Will a Canadian court vary or set aside a will when a parent disinherits a gay/lesbian child because of his/her sexual orientation? The law may be different depending on the province.
In Canada, the law balances the idea of testamentary independence against public policy concerns. While cherishing testamentary freedom, the law intervenes when it finds provisions in the will offensive to public policy and or equity. In Ontario, this restriction on testamentary freedom has been expressed by laws passed to protect spouses (under Part I of the Family Law Act) and dependants (under Parts II and V of the Succession Law Reform Act).
Two true stories from British Columbia: In both Patterson v. Lauritsen and Peden v. Peden Estate, a parent disinherited or reduced the inheritance of a child because the parent did not approve of the child’s homosexuality. The court in each of these cases held that, in today’s society, homosexuality is not a factor that would justify a judicious parent disinheriting or limiting benefits to a child.
Would the same thing happen in Ontario? Maybe – maybe not. In the British Columbia cases, even though the parents had capacity and were not subject to undue influence, their wills were open to challenge on the grounds that the parents had disinherited their children without, what the court considered to be, reasonable cause. While the Ontario Court of Appeal has stated that the “moral considerations” underpinning the British Columbia approach apply in Ontario, to my knowledge, there has been no case to date where an Ontario Court has varied a will to benefit a non-dependant disinherited adult child. In Ontario, except where a will offends public policy, it is still open to debate whether a capable parent, acting voluntarily, is entitled to disinherit a child – however whimsical, mean-spirited, or controlling such action may seem.

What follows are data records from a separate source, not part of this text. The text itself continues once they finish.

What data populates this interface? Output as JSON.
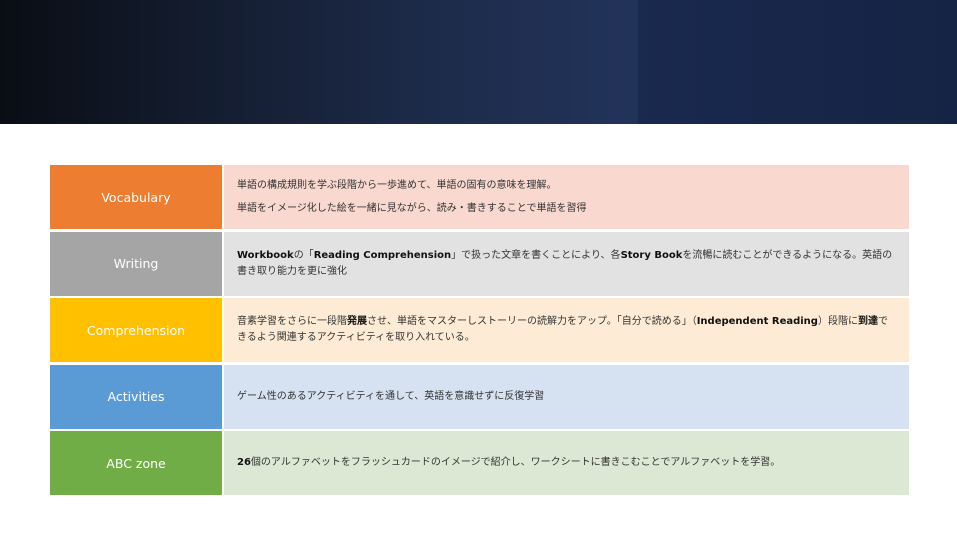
{
  "colors": {
    "vocabulary": {
      "label_bg": "#ED7D31",
      "content_bg": "#F8D8CF"
    },
    "writing": {
      "label_bg": "#A5A5A5",
      "content_bg": "#E2E2E2"
    },
    "comprehension": {
      "label_bg": "#FFC000",
      "content_bg": "#FDEBD5"
    },
    "activities": {
      "label_bg": "#5B9BD5",
      "content_bg": "#D6E2F2"
    },
    "abc_zone": {
      "label_bg": "#70AD47",
      "content_bg": "#DCE8D4"
    }
  },
  "rows": [
    {
      "label": "Vocabulary",
      "lines": [
        "単語の構成規則を学ぶ段階から一歩進めて、単語の固有の意味を理解。",
        "単語をイメージ化した絵を一緒に見ながら、読み・書きすることで単語を習得"
      ]
    },
    {
      "label": "Writing",
      "segments": [
        {
          "text": "Workbook",
          "bold": true
        },
        {
          "text": "の「",
          "bold": false
        },
        {
          "text": "Reading Comprehension",
          "bold": true
        },
        {
          "text": "」で扱った文章を書くことにより、各",
          "bold": false
        },
        {
          "text": "Story Book",
          "bold": true
        },
        {
          "text": "を流暢に読むことができるようになる。英語の書き取り能力を更に強化",
          "bold": false
        }
      ]
    },
    {
      "label": "Comprehension",
      "segments": [
        {
          "text": "音素学習をさらに一段階",
          "bold": false
        },
        {
          "text": "発展",
          "bold": true
        },
        {
          "text": "させ、単語をマスターしストーリーの読解力をアップ。「自分で読める」（",
          "bold": false
        },
        {
          "text": "Independent Reading",
          "bold": true
        },
        {
          "text": "）段階に",
          "bold": false
        },
        {
          "text": "到達",
          "bold": true
        },
        {
          "text": "できるよう関連するアクティビティを取り入れている。",
          "bold": false
        }
      ]
    },
    {
      "label": "Activities",
      "lines": [
        "ゲーム性のあるアクティビティを通して、英語を意識せずに反復学習"
      ]
    },
    {
      "label": "ABC zone",
      "segments": [
        {
          "text": "26",
          "bold": true
        },
        {
          "text": "個のアルファベットをフラッシュカードのイメージで紹介し、ワークシートに書きこむことでアルファベットを学習。",
          "bold": false
        }
      ]
    }
  ]
}
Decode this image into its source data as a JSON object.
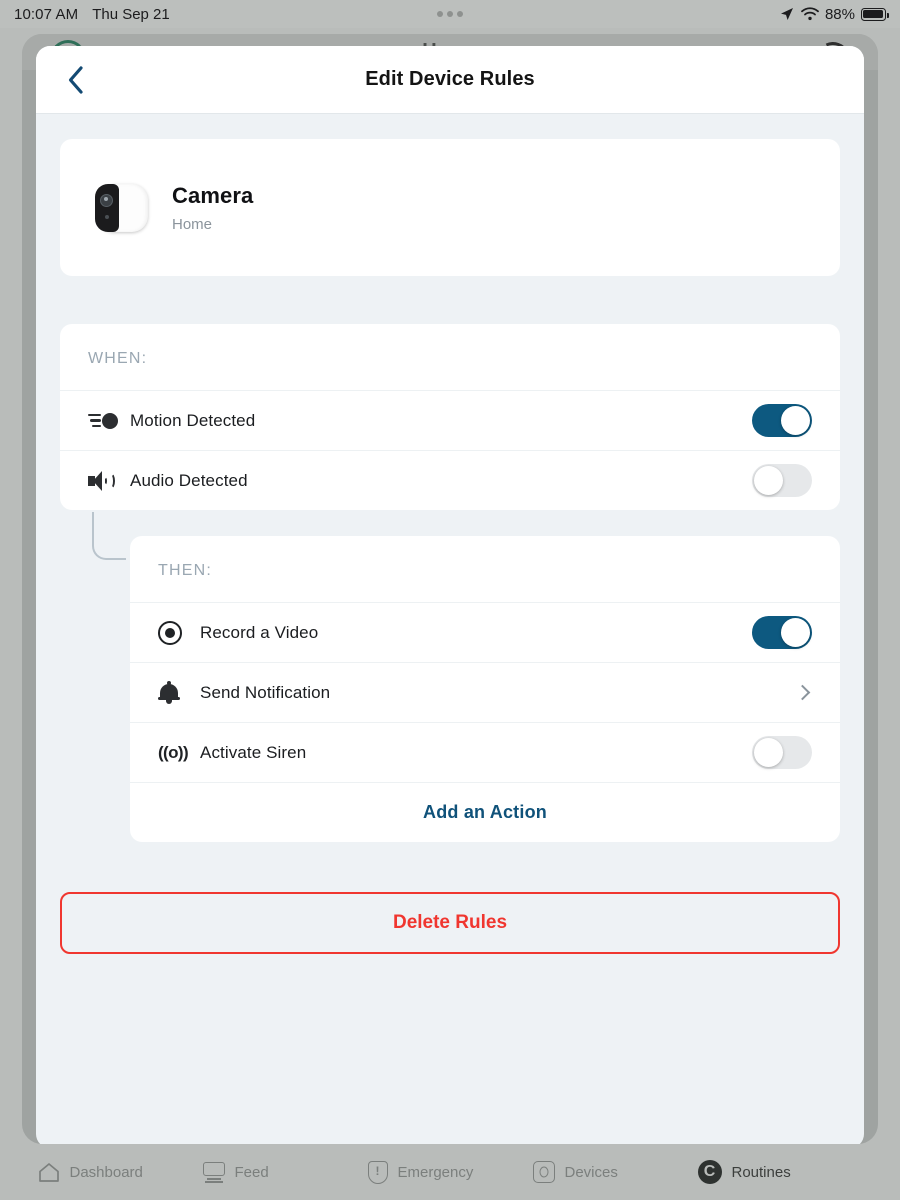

A comment made by an Ontario judge in 1995 is of interest, insofar as it suggests where an Ontario court may draw the line. In Fox v. Fox Estate, a decision of the Ontario Court of Appeal, the father named his wife the executrix under his will. The income was to be used for the grandchildren with the capital for the son. The will also gave the mother an unfettered discretion to encroach on the capital of the estate for the benefit of her son’s children. She took all the capital, eliminating her son’s inheritance because he was involved with a non-Jew. The judge commented, “… in response to a query from the bench, counsel in this case were not prepared to argue that any court would today uphold a condition in a will which provides that a beneficiary is to be disinherited if he or she marries outside of a particular religious faith.” The court viewed the mother’s behaviour as being mala fides and contrary to public policy.
Testators that ignore the changing winds of public policy do so at their own peril. In M v. H, the Supreme Court of Canada compelled Ontario to change the definition of ‘spouse’ as set out in the support provisions of the Family Law Act. Before that case, common-law heterosexual couples were included in the definition of spouse, but gay and lesbian couples were not. The Supreme Court of Canada ruled that, for the purposes of support under the Family Law Act, a spouse includes “… either of two persons …” The court ruled that limiting the definition of ‘spouse’ to heterosexual couples, for the purposes of support, was discriminatory and not justifiable. In Canada today samesex marriages are legal. It is, therefore, entirely possible that an Ontario court would set aside a provision in a will that disinherited someone because of his/her sexual orientation, on the grounds that such disinheritance offended public policy.